ICLR 2026 Optimization covariance regularization optimization stability ViT SIGReg representation collapse random sketching

Weak-SIGReg: Covariance Regularization for Stable Deep Learning¶

Conference: ICLR 2026 arXiv: 2603.05924 Code: GitHub Area: Optimization Stability / Representation Regularization Keywords: covariance regularization, optimization stability, ViT, SIGReg, representation collapse, random sketching

TL;DR¶

This work transfers SIGReg regularization from LeJEPA's self-supervised learning setting to supervised learning and proposes a computationally efficient variant called Weak-SIGReg—constraining the covariance matrix toward the identity (rather than matching all moments). Random projections reduce memory from \(O(C^2)\) to \(O(CK)\). On a ViT without BN or residual connections, this approach recovers CIFAR-100 accuracy from 20.73% (collapsed) to 72.02%, matching or surpassing carefully tuned baselines.

Background & Motivation¶

Background: Modern neural network training relies on architectural priors such as Batch Normalization and residual connections for optimization stability. In self-supervised learning, methods like VICReg and Barlow Twins have demonstrated that covariance regularization can prevent representation collapse.
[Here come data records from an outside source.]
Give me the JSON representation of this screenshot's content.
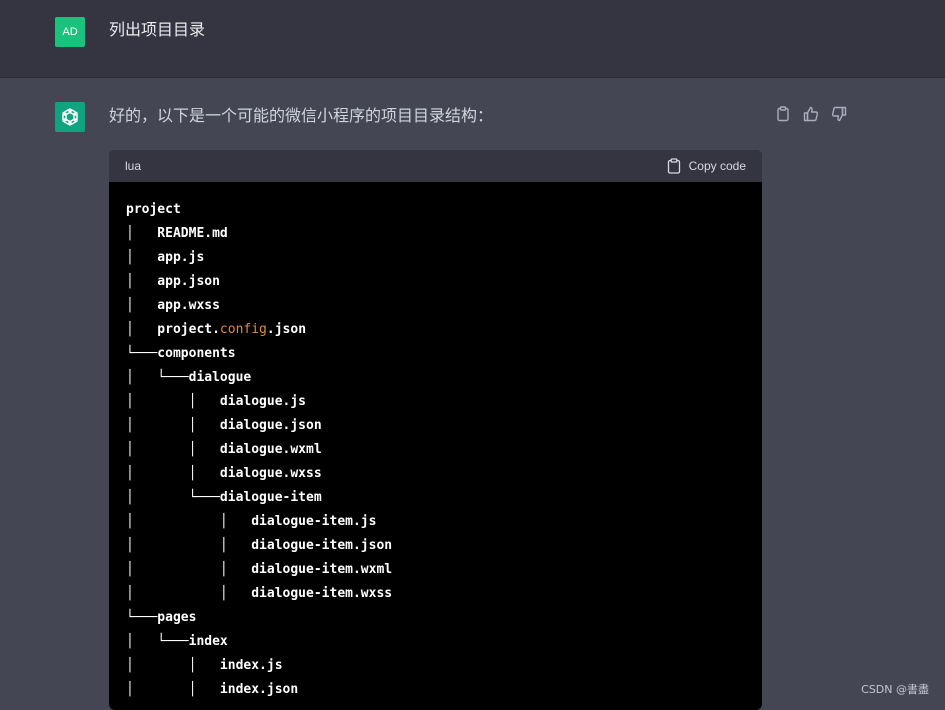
{
  "user_message": {
    "avatar_initials": "AD",
    "text": "列出项目目录"
  },
  "assistant_message": {
    "text": "好的，以下是一个可能的微信小程序的项目目录结构：",
    "actions": [
      "copy-icon",
      "thumbs-up-icon",
      "thumbs-down-icon"
    ]
  },
  "code_block": {
    "language": "lua",
    "copy_label": "Copy code",
    "lines": [
      "project",
      "│   README.md",
      "│   app.js",
      "│   app.json",
      "│   app.wxss",
      "│   project.config.json",
      "└───components",
      "│   └───dialogue",
      "│       │   dialogue.js",
      "│       │   dialogue.json",
      "│       │   dialogue.wxml",
      "│       │   dialogue.wxss",
      "│       └───dialogue-item",
      "│           │   dialogue-item.js",
      "│           │   dialogue-item.json",
      "│           │   dialogue-item.wxml",
      "│           │   dialogue-item.wxss",
      "└───pages",
      "│   └───index",
      "│       │   index.js",
      "│       │   index.json"
    ],
    "highlight": {
      "line": 5,
      "token": "config",
      "color": "#df8a3f"
    }
  },
  "watermark": "CSDN @書盡",
  "colors": {
    "user_bg": "#343541",
    "assistant_bg": "#444654",
    "user_avatar": "#19c37d",
    "bot_avatar": "#10a37f",
    "code_bg": "#000000",
    "code_header": "#343541"
  }
}
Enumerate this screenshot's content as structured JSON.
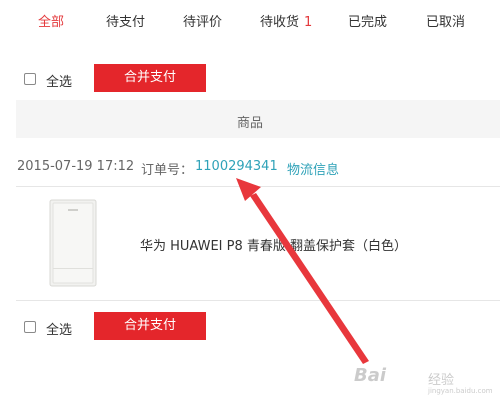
{
  "tabs": [
    {
      "label": "全部",
      "active": true
    },
    {
      "label": "待支付"
    },
    {
      "label": "待评价"
    },
    {
      "label": "待收货",
      "count": "1"
    },
    {
      "label": "已完成"
    },
    {
      "label": "已取消"
    }
  ],
  "top_bar": {
    "select_all_label": "全选",
    "merge_pay_label": "合并支付"
  },
  "table": {
    "column_header": "商品"
  },
  "order": {
    "date": "2015-07-19 17:12",
    "number_label": "订单号：",
    "number": "1100294341",
    "logistics_label": "物流信息",
    "product_name": "华为 HUAWEI P8 青春版 翻盖保护套（白色）"
  },
  "bottom_bar": {
    "select_all_label": "全选",
    "merge_pay_label": "合并支付"
  },
  "watermark": {
    "brand": "Bai",
    "sub": "经验",
    "url": "jingyan.baidu.com"
  },
  "colors": {
    "accent": "#e4393c",
    "link": "#2fa2b8",
    "button": "#e4262b"
  }
}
Limitations of Prior Work: - Removing BN/residual connections, or training low-inductive-bias architectures (ViT) on small datasets with strong augmentation, frequently causes training collapse (accuracy ~20%, degenerating to random guessing). - Existing solutions depend on delicate hyperparameter tuning (specific weight decay, initialization schemes, positional embedding types, learning rate schedules), making them brittle and non-generalizable. - Covariance regularization from self-supervised learning (VICReg, SIGReg) has not been systematically applied to supervised learning.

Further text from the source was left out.